Democratic/progressive attacks generally run the gamut from negative character association (X is just like Y) to policy contrasts (we can handle the economy better than X) to one-off hits and 'Macaca moments' (X flubbed the name of a country) to impugning the attacker (look how nasty my opponent is). These can be effective, particularly the latter, but they are qualitatively different from the rightwing machine's diminishment of an opponent's character. That's something that Democrats don't do as well. It's less about negative frames, contrasts, rapid response, and all the other mainstays of political strategy and more about making your opponent the butt of a joke.

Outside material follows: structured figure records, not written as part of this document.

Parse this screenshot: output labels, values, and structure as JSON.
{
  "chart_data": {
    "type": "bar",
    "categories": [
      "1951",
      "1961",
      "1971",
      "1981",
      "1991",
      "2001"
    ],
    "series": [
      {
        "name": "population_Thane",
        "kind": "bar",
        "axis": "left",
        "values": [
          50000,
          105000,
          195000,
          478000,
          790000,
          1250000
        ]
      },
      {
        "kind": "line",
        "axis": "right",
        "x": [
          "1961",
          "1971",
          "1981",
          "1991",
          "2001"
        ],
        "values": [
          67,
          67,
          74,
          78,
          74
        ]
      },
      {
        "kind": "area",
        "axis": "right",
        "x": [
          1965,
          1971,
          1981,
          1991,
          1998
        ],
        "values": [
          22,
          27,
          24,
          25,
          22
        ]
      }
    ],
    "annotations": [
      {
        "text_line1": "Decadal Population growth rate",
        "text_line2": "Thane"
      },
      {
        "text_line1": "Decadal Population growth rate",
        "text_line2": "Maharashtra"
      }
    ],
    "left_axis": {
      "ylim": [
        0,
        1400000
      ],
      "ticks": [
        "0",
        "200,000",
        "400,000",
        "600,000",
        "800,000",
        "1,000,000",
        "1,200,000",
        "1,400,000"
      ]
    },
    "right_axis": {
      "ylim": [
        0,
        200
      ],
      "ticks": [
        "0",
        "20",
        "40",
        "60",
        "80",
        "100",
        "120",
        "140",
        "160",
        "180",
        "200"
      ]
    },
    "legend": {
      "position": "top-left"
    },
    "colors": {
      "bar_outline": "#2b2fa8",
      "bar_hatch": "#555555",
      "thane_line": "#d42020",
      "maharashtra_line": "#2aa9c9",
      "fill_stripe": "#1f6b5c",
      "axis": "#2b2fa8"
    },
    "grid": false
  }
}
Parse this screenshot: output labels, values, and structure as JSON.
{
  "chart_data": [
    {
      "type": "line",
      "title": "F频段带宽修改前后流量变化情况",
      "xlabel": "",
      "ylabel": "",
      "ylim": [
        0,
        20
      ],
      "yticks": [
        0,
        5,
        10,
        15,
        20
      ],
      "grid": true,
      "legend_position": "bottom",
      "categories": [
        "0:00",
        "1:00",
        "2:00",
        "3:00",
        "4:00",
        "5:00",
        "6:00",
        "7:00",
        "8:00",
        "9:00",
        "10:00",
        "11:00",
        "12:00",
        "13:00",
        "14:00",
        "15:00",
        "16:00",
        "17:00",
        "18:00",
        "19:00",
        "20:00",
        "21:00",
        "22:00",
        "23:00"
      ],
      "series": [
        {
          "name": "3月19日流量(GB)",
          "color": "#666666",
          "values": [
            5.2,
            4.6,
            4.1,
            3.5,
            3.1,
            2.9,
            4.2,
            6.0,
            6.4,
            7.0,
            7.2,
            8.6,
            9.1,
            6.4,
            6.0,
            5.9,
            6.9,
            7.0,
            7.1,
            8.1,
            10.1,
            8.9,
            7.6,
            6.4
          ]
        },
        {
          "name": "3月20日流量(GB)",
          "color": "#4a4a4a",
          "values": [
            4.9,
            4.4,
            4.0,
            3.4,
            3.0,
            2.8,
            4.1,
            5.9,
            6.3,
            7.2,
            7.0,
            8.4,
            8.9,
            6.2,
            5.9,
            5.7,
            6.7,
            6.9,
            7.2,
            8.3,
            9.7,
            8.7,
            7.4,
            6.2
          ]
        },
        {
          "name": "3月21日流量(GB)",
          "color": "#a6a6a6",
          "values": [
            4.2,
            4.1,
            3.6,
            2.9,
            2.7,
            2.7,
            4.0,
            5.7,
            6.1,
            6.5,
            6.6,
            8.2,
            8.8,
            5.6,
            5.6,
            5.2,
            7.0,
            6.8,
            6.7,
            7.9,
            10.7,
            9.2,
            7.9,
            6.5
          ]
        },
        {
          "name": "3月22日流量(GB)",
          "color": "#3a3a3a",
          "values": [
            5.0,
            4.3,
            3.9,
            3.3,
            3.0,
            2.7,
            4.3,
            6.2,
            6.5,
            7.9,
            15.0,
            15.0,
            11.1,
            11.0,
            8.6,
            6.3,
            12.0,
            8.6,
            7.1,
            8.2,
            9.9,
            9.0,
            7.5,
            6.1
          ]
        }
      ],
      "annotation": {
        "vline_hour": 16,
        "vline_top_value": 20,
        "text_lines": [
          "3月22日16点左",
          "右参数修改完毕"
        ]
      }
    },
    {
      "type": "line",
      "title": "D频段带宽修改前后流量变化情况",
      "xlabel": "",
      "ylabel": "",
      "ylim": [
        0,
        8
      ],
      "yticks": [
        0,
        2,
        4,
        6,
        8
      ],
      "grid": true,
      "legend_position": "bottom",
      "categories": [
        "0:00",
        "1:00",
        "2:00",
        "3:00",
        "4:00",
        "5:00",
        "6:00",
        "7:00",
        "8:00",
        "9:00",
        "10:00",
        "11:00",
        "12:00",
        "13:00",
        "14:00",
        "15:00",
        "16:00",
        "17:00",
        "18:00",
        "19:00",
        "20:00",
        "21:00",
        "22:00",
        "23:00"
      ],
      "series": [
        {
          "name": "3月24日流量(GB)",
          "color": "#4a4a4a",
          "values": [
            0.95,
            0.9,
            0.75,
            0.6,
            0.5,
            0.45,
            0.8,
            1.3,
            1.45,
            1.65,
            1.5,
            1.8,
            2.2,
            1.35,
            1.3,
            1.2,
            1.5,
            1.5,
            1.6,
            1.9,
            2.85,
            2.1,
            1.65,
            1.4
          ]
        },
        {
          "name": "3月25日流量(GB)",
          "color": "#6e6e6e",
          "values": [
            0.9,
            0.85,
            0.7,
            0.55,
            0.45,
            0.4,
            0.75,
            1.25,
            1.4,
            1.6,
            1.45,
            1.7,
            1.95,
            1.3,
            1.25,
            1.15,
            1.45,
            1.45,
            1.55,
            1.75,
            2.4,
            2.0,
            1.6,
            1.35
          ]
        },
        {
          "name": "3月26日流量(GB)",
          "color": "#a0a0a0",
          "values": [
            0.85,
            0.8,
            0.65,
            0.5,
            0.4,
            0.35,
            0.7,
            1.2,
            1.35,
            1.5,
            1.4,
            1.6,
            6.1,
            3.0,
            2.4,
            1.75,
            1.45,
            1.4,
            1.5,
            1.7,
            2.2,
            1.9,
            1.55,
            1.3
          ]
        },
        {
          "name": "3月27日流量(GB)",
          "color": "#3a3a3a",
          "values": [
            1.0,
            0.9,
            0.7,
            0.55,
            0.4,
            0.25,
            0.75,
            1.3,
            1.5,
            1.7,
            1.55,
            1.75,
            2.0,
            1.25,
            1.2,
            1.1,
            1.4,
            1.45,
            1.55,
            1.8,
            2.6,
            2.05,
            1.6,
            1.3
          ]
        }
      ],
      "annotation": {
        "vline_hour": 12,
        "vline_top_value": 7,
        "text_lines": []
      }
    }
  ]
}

It's not like there aren't additional facts to add into the stew. McCain's net worth is $36 million dollars, almost 40 times that of Obama. McCain has butlers. BUTLERS! The John McCain Show had 9-car entourage at Starbucks to pick up a latte yesterday. There's still the matter of getting McCain on the record about the exact number, and detailing - in excruciating detail - all the homes. There are potential events like ringing keys at the DNC and visits to all the compounds. If McCain does indeed pick rich venture capitalist Mitt Romney, then the whole thing is amplified.

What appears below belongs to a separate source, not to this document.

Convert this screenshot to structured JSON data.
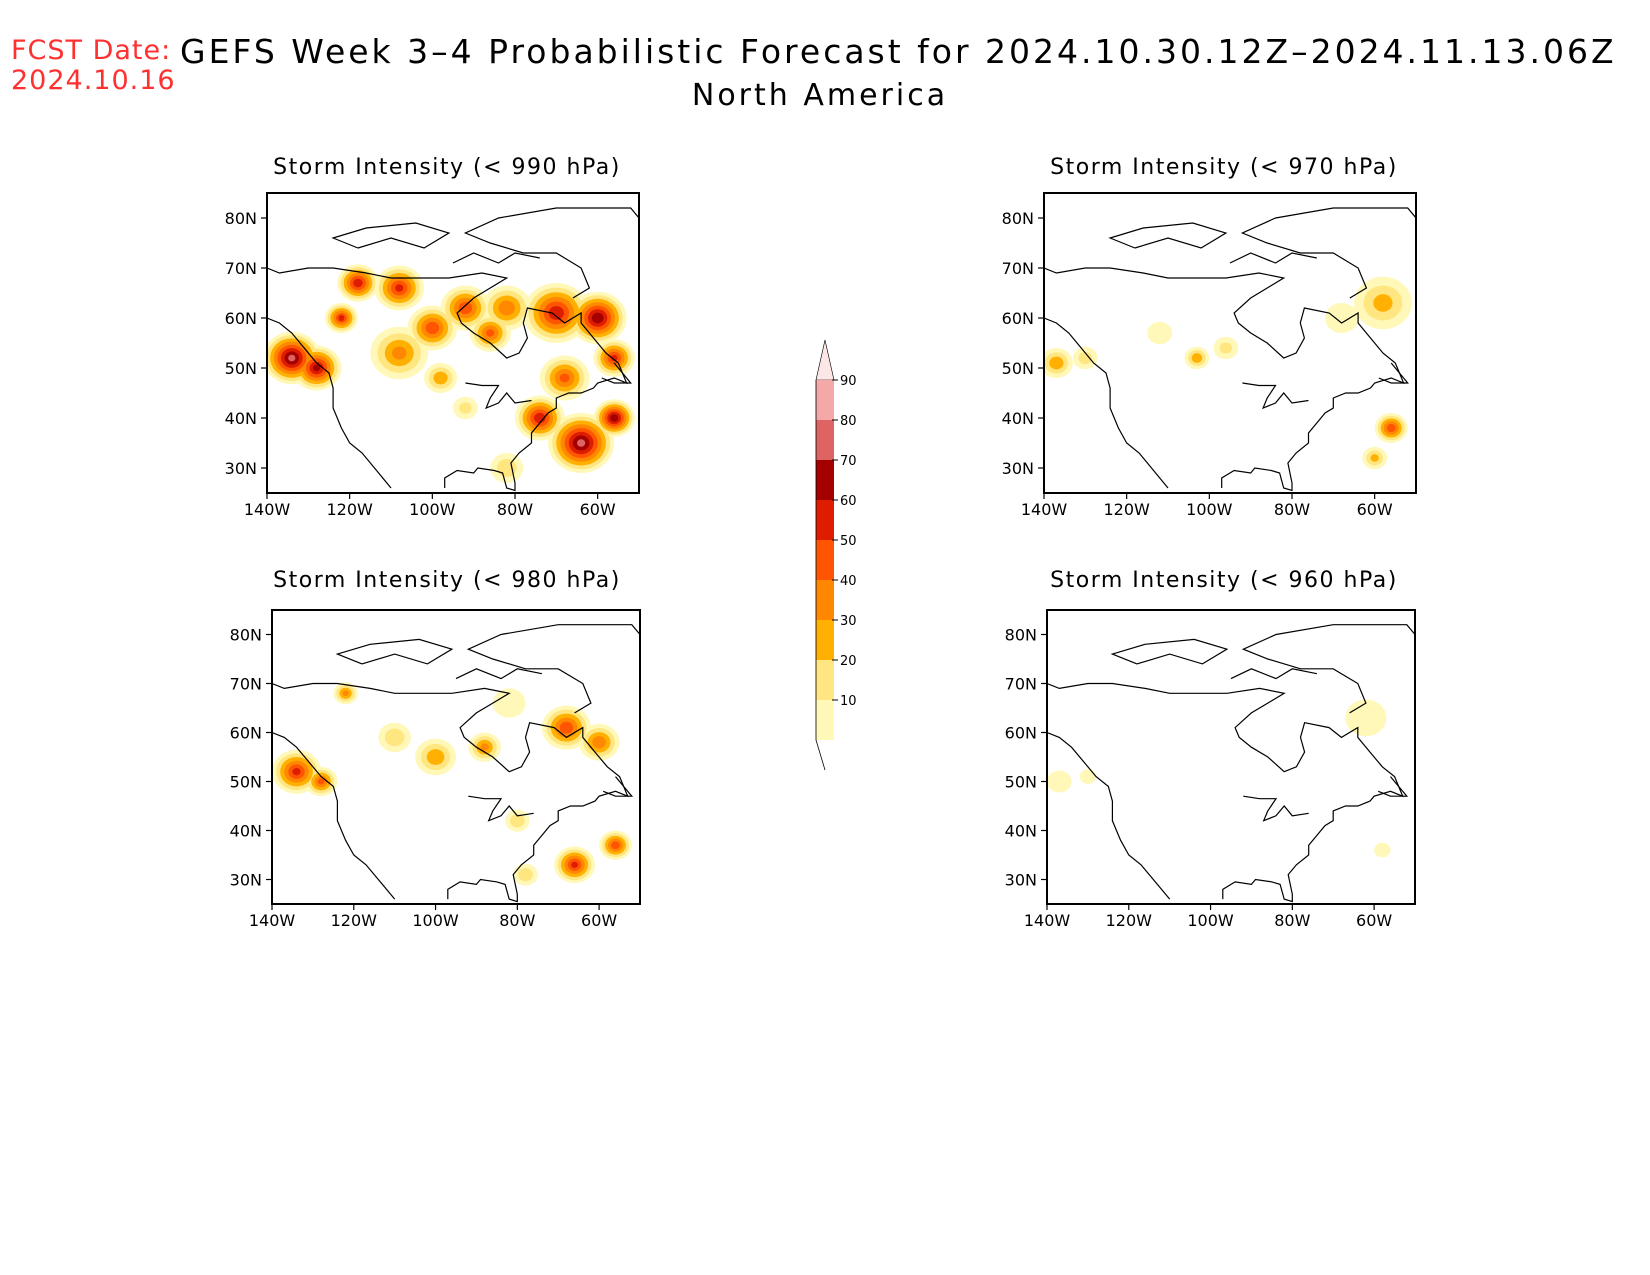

A good example of how the right pulls this off is their war on George Soros, where they clamped down and simply didn't let go:
Soros himself is now cautious about who he funds, refusing to act as lead donor in controversial initiatives where his presence could endanger the project's credibility. Similarly, various programs and groups are now more cautious about taking Soros's money because they're worried about the association. Thus, these projects don't get funded, and good work doesn't get done.
It's been a remarkable coup for the Right, who realized, in 2004, that Soros was readying to step up as an aggressive liberal donor and politicized his money so effectively that he couldn't fully inhabit his role in the liberal fundraising universe. It's been an extraordinarily effective effort to starve edgy initiatives of funding. Conversely, liberals have never put much energy into marginalizing conservative donors. If you called something Olin-funded, or Coors-funded, people would scratch their heads. Sheldon Adelson, the gambling tycoon who's pumping tens of millions into the right wing advocacy group Freedom's Watch, isn't even a household name among liberal political professionals. Yet Soros, who spent most of his life funding democratization efforts in the post-Soviet bloc, is somehow radioactive. It's nuts.
That's because, even after they've destroyed the guy, they're still going after him, like in this Michelle Malkin piece claiming that there's some clause in the DNC platform that will open up the money gates for him in an Obama White House. One, what does a billionaire like Soros need with more money? Two, if anyone ought to know about corporate welfare programs, it'd be conservatives, particularly those like Malkin who might as well get a paycheck directly from Scaife or Olin.
It's real simple; you choose your target, find a line of attack, and relentlessly hammer it in various ways, with total message discipline from surrogates (I'm looking at you, Russ Feingold). And you do it every day for about 3 months.